Un buen puñado de voluntarios, gente que esta mañana ha dejado de hacer sus cosas para hacer las de otros, abordan a todos los clientes del supermercado cuando entran y cuando están comprando en la frutería, la carnicería o la charcutería. Te piden que pienses en si, mientras haces tu compras, puedes hacer la de otros, la de chiquillos que esta semana no podrán merendar porque la crisis se ha merendado los recursos de su familia. Para que no parezca el truco del tocomocho te dan una octavilla con las cosas que les vendría bien que comprases (galletas, leche, quesitos... esas cosas que meriendan los chicos) y para que recuerdes qué es lo que piden, no sea que se te ocurra comprar unas lonchas de jamón o unas rodajas de merluza fresca. Lo cierto es que algunos abarrotes del supermercado, como los de las galletas, están casi vacíos a las doce de la mañana y que los carros que los voluntarios disponen a la salida de la línea de cajas se llenan con rapidez. Por un momento, uno tiene la sensación de que estamos en una emergencia nacional. O en una guerra. Que el frente está en Cabrejas o en La Tordiga y que desde la retaguardia distraemos una parte de nuestro presupuesto para mandar provisiones a los soldados.
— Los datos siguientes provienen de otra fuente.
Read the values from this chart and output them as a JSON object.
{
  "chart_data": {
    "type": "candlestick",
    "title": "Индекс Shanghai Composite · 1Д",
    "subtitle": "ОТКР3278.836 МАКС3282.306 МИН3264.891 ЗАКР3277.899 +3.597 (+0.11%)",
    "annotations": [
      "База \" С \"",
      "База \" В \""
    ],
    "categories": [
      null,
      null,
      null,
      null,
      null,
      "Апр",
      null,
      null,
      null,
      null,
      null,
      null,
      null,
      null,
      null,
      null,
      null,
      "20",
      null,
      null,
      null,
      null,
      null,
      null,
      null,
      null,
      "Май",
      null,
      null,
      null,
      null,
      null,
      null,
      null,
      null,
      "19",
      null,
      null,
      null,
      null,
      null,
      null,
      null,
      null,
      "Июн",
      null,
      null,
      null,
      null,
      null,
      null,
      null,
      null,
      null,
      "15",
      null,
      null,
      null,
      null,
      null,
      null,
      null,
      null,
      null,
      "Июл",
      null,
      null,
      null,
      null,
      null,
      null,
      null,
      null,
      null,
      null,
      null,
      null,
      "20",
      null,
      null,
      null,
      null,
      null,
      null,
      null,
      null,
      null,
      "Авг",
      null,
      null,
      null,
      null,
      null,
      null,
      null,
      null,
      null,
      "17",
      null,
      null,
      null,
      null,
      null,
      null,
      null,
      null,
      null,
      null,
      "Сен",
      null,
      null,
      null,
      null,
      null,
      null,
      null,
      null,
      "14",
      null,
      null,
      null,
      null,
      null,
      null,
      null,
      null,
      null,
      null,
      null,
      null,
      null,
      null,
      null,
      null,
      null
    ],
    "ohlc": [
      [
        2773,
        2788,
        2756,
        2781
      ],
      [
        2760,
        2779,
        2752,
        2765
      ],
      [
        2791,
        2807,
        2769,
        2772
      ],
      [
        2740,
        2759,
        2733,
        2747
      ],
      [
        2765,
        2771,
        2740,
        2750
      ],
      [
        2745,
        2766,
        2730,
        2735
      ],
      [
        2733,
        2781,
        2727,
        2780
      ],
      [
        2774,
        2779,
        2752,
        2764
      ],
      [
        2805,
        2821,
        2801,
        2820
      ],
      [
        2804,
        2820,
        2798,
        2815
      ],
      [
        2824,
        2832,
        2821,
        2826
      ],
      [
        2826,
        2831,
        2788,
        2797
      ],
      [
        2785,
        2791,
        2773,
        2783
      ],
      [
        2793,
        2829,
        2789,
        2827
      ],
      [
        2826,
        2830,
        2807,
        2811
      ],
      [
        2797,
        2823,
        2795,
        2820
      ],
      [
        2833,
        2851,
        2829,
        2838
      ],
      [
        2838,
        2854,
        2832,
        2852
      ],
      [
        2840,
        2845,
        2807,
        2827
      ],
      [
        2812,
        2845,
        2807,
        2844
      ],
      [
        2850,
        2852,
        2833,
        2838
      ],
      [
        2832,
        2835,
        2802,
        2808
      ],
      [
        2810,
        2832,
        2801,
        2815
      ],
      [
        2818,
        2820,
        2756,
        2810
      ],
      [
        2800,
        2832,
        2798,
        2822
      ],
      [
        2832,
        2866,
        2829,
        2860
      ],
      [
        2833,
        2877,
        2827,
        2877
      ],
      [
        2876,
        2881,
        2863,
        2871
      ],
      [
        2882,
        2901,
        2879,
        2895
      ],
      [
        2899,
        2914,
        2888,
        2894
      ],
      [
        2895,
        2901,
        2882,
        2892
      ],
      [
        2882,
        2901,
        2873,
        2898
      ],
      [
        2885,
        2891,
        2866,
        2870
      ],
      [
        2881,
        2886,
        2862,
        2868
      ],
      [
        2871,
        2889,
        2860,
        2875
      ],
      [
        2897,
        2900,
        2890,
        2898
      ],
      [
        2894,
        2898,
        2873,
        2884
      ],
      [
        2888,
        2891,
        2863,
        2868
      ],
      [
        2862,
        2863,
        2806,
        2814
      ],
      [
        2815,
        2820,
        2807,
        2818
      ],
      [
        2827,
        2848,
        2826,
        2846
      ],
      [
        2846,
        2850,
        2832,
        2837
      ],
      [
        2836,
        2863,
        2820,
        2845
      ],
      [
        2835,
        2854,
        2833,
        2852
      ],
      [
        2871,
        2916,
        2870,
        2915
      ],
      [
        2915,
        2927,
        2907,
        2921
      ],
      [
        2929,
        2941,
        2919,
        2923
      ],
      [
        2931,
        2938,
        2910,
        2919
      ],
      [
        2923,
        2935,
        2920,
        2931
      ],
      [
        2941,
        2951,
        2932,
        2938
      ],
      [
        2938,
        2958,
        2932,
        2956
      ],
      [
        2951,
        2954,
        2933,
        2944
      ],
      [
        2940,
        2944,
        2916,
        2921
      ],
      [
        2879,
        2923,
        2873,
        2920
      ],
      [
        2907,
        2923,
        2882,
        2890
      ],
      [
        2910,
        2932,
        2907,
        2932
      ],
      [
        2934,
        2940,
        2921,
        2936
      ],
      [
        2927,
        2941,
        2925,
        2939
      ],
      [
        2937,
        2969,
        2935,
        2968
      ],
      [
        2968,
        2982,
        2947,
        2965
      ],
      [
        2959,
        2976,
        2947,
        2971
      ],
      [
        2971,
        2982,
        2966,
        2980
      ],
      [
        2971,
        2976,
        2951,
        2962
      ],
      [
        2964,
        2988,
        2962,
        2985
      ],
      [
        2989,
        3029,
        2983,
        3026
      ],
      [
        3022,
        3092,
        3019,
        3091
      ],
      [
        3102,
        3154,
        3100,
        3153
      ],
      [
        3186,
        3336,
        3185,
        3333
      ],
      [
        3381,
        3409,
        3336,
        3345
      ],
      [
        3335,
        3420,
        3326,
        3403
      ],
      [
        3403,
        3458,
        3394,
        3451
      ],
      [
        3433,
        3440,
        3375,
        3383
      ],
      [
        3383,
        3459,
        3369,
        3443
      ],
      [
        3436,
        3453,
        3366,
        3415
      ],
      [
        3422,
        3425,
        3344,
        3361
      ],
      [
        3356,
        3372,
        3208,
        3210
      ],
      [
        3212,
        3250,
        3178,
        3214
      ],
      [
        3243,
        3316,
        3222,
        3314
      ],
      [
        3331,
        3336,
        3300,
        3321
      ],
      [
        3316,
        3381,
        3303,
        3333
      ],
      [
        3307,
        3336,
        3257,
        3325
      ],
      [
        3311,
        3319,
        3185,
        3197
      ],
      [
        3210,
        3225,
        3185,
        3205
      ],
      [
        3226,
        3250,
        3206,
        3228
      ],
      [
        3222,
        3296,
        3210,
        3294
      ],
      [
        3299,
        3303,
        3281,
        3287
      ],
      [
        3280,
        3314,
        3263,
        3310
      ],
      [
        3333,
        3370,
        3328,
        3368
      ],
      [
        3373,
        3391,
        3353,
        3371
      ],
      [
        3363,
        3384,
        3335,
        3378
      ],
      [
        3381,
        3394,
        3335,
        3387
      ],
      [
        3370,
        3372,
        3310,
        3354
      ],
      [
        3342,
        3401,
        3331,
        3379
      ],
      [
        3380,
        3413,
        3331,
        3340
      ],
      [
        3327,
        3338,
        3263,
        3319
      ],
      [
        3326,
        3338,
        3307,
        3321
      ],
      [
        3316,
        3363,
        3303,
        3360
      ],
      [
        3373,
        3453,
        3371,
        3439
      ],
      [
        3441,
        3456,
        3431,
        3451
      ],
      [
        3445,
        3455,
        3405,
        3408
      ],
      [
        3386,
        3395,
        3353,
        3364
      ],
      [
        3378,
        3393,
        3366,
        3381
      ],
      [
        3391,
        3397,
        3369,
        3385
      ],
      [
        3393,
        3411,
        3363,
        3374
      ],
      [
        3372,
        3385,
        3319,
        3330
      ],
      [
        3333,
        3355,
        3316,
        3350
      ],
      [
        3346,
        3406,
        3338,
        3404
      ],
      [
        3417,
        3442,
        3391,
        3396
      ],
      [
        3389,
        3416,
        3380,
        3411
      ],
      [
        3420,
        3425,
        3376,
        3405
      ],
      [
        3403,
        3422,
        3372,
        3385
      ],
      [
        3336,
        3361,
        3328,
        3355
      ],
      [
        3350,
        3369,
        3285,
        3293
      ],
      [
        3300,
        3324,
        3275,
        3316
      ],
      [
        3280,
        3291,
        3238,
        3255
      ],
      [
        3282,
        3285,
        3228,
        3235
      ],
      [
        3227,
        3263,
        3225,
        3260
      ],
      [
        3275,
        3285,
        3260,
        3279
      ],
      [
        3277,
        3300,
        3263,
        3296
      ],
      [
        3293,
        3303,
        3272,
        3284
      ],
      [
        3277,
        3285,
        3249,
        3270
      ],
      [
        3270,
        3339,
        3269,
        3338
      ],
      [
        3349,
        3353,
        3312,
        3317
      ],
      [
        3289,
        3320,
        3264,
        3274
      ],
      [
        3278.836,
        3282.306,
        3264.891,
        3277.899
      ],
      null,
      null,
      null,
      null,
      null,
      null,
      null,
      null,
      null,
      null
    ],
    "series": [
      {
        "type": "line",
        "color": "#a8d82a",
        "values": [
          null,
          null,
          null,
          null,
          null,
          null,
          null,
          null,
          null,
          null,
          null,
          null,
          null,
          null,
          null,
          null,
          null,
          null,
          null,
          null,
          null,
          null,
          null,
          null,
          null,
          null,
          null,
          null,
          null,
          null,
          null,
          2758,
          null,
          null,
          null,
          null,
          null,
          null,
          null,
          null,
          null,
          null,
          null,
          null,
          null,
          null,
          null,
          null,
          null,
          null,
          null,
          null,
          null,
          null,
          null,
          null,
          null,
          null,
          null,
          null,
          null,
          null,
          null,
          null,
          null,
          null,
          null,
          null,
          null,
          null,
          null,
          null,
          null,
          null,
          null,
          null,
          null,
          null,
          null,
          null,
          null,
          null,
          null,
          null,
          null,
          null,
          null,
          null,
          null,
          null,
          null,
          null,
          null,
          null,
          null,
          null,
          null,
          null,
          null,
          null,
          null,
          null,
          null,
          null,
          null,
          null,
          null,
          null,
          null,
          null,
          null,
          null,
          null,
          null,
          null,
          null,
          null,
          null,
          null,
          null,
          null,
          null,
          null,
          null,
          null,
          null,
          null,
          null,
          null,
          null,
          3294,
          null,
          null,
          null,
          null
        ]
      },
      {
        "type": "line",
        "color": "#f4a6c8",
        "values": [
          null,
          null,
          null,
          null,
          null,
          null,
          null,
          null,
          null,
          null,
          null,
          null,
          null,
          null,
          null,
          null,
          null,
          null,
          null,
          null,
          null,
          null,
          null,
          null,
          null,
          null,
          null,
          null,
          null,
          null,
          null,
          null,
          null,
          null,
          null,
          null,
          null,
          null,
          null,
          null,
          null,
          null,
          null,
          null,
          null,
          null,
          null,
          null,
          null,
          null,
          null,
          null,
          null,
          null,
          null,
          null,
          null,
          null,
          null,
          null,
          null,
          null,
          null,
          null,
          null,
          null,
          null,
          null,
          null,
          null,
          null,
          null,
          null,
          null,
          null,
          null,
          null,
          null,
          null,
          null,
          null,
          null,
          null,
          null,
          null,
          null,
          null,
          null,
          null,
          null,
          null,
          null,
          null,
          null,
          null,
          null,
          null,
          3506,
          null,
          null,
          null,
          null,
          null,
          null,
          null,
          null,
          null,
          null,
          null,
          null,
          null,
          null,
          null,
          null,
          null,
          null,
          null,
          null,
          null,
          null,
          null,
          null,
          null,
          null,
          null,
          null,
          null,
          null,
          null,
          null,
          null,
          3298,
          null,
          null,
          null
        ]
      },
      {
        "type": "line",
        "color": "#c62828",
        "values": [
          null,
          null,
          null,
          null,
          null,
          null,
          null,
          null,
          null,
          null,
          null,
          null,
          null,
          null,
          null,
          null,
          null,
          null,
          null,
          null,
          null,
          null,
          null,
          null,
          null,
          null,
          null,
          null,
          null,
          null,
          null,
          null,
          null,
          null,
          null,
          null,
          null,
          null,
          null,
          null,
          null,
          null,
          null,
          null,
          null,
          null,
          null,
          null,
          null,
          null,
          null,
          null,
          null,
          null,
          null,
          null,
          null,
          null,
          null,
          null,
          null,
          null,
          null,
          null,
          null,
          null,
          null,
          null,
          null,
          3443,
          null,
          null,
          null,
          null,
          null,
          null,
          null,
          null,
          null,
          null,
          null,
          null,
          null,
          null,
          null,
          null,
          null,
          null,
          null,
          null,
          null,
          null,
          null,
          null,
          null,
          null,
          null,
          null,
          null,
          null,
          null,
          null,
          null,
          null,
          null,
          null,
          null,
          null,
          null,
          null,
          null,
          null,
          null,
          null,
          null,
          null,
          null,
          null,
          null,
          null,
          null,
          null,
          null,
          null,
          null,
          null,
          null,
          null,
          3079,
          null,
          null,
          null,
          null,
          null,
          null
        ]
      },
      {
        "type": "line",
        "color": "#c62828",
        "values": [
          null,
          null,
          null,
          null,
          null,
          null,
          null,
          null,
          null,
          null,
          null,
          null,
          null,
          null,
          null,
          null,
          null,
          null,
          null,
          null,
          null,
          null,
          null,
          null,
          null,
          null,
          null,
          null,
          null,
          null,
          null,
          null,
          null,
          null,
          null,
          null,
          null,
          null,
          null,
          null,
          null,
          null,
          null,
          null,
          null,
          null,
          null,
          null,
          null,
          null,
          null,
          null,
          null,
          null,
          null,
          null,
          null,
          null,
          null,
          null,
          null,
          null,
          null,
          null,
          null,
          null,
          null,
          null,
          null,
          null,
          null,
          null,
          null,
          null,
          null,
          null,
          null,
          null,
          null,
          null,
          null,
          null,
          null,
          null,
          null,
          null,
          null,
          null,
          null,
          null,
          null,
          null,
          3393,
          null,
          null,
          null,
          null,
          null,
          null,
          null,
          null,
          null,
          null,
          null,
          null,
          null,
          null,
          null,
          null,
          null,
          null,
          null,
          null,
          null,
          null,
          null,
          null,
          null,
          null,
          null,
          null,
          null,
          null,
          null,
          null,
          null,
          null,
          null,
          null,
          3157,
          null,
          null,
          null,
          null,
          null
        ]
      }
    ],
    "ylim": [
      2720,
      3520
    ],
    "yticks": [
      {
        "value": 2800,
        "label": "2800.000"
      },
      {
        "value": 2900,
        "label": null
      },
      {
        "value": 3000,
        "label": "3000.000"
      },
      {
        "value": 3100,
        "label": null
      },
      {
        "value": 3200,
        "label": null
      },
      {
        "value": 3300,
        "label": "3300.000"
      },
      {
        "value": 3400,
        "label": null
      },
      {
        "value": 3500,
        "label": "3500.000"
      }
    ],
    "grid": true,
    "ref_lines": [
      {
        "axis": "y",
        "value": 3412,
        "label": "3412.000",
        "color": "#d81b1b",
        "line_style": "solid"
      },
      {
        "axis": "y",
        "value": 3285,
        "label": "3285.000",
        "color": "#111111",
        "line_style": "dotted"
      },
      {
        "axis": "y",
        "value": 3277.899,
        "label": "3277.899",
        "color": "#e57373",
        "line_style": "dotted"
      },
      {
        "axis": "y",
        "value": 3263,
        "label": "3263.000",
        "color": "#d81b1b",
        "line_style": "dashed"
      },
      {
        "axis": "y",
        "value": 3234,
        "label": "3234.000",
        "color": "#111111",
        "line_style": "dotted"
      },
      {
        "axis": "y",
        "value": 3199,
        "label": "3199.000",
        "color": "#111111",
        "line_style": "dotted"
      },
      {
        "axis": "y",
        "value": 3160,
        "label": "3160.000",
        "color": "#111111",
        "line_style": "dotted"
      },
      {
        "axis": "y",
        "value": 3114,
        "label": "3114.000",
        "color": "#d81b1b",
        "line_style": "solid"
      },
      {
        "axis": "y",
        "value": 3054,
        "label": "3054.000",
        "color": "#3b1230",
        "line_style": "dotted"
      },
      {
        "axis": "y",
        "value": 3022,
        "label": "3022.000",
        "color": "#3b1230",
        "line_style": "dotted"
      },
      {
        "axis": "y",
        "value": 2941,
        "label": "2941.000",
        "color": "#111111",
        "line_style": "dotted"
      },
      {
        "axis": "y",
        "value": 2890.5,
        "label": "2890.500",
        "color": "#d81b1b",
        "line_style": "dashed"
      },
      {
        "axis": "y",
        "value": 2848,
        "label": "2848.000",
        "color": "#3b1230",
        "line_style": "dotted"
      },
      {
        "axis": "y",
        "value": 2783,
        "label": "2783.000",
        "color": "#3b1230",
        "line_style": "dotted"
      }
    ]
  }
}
     Hay algo de emocionante en ese desfile unánime de ciudadanos que, tras aumentar voluntariamente la factura de su compra en este o aquel tanto por ciento, dejan el sobrecosto a beneficio de los chicos que llevan un tiempo con problemas en su merienda. Y es una pena que los ladrones que hoy están de moda, los que estuvieron hace poco y los políticos que los amparan no hayan estado esta mañana viéndolo. A lo mejor se les caía la cara de vergüenza. Aunque, a lo peor, también robaban los carros de Cruz Roja.